Die von Petry angestoßene Hymnen-Debatte ist übrigens nicht ganz neu. Schon nach dem EM-Aus im Halbfinale vor vier Jahren ging es um eine „Singpflicht“ für Nationalspieler - und Kritik von Politikern, dass insbesondere Kicker mit Migrationshintergrund bei der Hymne meist mit zusammengepressten Lippen zu sehen seien.
Der preisgekrönte Autor Patrick Gensing („Rechte Hetze im Netz“) schreibt zur AfD-Taktik: „Die Möglichkeiten der Netzwerke spielen den Strategien von Populisten in die Hände.
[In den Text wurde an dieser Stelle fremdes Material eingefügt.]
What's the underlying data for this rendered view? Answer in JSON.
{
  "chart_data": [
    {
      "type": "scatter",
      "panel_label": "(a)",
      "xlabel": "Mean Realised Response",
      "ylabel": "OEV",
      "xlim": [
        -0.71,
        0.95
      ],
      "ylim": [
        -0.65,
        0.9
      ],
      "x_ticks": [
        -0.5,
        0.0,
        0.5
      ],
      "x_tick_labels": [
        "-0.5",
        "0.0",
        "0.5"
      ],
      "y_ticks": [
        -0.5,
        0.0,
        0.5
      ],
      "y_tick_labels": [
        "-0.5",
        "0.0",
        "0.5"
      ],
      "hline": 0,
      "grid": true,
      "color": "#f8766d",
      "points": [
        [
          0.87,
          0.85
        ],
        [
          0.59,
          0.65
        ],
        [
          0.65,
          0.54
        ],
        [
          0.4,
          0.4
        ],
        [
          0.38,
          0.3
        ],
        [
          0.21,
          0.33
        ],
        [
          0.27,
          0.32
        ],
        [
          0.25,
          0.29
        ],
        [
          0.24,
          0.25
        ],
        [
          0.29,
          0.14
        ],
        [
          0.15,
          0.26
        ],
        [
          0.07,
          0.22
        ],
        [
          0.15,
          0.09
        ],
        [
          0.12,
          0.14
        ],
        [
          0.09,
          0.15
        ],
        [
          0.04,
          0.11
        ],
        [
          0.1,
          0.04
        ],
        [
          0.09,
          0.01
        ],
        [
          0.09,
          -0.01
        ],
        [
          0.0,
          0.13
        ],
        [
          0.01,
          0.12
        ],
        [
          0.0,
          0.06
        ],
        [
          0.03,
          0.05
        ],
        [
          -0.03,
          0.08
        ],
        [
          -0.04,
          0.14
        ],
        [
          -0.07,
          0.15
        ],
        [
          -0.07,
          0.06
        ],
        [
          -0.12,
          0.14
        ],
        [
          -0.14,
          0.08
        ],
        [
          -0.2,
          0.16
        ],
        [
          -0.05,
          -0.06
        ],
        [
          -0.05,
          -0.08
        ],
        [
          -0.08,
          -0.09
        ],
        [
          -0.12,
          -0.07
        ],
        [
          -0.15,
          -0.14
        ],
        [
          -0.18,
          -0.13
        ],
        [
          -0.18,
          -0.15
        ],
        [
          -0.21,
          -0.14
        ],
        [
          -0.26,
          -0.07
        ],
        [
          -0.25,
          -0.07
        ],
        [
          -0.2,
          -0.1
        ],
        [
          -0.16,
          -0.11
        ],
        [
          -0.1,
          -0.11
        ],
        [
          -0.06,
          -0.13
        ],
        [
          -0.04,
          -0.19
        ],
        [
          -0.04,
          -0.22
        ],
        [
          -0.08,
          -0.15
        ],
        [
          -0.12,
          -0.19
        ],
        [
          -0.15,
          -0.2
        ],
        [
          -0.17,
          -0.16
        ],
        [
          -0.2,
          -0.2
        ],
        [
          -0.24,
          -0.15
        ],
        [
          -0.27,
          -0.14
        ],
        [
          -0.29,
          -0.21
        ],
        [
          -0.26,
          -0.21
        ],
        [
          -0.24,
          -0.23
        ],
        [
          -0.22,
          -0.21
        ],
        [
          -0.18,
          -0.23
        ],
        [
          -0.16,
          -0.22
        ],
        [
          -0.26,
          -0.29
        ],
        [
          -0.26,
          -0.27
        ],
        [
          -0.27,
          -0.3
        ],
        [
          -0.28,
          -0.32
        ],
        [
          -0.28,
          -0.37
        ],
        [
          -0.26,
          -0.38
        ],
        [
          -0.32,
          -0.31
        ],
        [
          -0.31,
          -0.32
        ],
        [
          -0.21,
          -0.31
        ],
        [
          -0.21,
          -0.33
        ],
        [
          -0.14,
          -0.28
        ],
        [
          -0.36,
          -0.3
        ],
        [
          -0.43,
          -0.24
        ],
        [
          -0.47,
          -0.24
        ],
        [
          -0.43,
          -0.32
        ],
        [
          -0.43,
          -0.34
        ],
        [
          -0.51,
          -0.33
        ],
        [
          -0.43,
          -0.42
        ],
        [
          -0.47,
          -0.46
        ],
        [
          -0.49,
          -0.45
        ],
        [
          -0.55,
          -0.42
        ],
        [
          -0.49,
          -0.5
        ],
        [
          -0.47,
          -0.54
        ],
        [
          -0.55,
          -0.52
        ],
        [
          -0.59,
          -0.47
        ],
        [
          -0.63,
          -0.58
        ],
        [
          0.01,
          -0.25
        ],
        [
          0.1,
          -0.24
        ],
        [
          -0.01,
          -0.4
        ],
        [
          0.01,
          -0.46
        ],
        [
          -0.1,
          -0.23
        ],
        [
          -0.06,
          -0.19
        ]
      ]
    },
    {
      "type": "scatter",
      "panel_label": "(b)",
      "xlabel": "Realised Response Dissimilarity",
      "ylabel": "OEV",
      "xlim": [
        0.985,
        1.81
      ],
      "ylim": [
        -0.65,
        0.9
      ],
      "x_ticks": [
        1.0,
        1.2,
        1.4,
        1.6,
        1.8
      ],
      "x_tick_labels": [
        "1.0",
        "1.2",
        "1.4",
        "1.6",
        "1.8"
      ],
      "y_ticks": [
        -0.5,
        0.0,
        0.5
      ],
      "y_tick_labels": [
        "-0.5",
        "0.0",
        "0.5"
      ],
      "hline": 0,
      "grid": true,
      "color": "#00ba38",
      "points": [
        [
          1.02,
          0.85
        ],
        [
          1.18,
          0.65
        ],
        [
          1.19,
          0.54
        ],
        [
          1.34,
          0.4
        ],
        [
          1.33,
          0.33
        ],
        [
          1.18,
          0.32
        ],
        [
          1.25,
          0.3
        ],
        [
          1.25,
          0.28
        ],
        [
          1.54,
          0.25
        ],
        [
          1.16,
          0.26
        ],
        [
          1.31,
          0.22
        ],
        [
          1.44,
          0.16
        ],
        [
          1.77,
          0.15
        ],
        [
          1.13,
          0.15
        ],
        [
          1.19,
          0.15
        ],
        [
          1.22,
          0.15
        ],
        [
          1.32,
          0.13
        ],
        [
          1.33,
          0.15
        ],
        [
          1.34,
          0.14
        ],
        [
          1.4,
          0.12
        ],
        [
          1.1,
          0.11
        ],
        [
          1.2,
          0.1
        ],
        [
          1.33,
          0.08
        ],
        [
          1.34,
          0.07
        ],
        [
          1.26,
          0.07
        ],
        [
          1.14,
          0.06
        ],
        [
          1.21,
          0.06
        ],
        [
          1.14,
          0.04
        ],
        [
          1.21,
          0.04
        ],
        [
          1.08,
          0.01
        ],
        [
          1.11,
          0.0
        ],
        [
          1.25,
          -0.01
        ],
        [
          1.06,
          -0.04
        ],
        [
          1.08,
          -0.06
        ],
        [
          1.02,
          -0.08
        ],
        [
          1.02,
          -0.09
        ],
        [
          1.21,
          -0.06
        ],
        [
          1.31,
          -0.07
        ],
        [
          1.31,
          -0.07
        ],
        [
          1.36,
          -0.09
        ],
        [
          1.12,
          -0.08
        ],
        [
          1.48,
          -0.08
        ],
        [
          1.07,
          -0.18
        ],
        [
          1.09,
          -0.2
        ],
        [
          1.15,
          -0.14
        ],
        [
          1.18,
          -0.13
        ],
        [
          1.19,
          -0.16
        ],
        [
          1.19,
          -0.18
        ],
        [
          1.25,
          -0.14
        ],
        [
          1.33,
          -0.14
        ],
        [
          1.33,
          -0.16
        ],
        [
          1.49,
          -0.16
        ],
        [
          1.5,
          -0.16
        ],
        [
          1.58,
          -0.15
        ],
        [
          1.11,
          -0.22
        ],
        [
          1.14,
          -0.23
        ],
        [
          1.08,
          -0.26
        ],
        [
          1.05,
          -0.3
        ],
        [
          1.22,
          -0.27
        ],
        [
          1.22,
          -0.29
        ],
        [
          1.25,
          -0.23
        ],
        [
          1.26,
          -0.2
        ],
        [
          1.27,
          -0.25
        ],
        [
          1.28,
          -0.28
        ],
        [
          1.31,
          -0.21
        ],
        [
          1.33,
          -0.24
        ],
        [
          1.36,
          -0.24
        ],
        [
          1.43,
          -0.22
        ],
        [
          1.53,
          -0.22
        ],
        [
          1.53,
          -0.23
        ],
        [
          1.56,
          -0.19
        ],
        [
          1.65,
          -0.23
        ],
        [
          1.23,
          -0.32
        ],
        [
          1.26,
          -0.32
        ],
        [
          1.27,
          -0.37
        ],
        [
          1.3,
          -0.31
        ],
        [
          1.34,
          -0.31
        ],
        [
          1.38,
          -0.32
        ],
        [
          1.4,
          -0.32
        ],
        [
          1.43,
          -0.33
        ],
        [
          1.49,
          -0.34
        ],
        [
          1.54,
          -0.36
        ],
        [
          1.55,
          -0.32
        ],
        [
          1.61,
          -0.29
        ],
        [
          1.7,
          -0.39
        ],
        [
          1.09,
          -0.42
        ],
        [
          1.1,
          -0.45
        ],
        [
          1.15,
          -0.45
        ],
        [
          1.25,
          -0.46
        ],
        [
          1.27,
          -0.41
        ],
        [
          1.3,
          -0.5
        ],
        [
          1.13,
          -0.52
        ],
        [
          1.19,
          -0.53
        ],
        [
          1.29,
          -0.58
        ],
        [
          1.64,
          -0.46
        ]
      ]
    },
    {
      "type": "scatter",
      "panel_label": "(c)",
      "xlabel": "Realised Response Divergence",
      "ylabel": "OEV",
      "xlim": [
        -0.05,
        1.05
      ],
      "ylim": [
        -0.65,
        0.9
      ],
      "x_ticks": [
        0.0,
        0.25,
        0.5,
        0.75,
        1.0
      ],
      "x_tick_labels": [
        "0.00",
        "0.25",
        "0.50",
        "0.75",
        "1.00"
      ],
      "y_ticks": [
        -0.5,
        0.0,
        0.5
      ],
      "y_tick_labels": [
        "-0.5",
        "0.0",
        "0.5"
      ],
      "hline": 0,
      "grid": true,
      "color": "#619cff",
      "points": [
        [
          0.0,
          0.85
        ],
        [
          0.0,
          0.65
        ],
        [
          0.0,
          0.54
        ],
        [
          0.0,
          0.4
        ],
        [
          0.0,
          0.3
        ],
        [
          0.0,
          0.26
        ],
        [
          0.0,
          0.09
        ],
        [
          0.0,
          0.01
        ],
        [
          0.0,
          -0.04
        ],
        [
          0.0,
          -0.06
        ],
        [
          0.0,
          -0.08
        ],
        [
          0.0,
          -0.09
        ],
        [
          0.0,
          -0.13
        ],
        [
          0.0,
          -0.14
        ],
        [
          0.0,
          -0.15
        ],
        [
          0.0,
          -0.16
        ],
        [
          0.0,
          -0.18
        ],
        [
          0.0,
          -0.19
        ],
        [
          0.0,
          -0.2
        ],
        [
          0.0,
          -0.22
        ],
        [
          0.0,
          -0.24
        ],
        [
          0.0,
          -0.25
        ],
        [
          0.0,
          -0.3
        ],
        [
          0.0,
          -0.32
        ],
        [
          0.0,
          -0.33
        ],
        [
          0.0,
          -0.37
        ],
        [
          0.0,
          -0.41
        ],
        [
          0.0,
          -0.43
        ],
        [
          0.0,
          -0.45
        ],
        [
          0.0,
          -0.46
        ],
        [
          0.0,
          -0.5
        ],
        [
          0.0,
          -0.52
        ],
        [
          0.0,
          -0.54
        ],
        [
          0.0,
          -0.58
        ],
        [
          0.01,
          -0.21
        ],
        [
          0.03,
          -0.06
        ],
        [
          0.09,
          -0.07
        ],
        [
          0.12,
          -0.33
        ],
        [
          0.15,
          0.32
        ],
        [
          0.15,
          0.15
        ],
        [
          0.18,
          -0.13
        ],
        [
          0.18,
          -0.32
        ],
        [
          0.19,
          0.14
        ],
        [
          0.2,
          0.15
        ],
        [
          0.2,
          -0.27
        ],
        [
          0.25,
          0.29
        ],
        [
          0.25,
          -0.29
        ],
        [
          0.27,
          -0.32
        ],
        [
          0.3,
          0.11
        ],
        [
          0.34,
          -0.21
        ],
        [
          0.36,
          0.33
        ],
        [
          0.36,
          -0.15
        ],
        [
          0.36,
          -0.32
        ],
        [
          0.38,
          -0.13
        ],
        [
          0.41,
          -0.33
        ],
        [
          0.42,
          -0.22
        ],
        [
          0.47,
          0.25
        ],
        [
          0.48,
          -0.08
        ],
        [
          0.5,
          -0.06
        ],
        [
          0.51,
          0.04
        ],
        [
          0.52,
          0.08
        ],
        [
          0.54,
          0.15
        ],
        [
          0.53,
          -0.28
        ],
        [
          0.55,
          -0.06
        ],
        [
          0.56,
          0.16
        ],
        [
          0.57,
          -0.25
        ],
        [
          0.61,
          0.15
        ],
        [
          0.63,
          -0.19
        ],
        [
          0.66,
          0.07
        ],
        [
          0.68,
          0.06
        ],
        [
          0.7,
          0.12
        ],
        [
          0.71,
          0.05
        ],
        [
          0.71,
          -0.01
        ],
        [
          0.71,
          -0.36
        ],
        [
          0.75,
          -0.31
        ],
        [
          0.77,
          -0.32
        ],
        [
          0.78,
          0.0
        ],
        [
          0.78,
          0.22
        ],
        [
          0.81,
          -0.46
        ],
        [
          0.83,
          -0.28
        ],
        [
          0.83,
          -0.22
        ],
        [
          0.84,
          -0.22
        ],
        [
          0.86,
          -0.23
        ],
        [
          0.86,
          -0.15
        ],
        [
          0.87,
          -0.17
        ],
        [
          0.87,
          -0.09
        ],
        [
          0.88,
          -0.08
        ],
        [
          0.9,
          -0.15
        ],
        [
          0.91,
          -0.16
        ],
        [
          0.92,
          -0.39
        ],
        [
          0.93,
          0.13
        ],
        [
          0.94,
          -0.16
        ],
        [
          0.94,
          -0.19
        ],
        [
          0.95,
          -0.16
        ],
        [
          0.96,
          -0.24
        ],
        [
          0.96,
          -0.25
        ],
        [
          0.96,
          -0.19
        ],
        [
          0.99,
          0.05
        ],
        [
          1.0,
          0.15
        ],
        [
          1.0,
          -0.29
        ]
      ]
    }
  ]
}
Einfach und emotional - das sind die besten Voraussetzungen dafür, dass ein Thema in sozialen Medien gut läuft - und dies entspricht exakt dem Politikkonzept von Populisten, die auf simple Antworten und vor allem diffuse Emotionen setzen.“ Der AfD komme „die Rolle von vermeintlichen Tabubrechern zu, deren Behauptungen entkräftet werden müssten“, so Gensing. „Die knackigen Parolen sind medial optimal zu transportieren und bieten deutlich mehr Empörungspotenzial als ausgewogene Debattenbeiträge.“
Wie seriös - und zugleich ein wenig langweilig - klingt dagegen Angela Merkel, aus Gaulands Sicht eine „Kanzler-Diktatorin“. In ihrem Videopodcast zur Fußball-EM sagt sie: Das deutsche Team werde „in der Vorbereitung wieder sehr zusammenwachsen und das zeigen, was Deutschland ausmacht: Vielfalt, gemeinsamer Wille, zu gewinnen, Toleranz, Respekt voreinander - und dann eben auch der Wunsch, dass die Fans sich erfreuen können - an gutem Mannschaftsfußballspiel“.
Ob diese positive Sicht der Dinge oder die Methode Gauland/Petry auf Dauer verfängt? Im Emnid-“Sonntagstrend“ für die „Bild am Sonntag“ fällt die AfD nach der umstrittenen Gauland-Äußerung zu Boateng jedenfalls um zwei Punkte auf 12 Prozent zurück.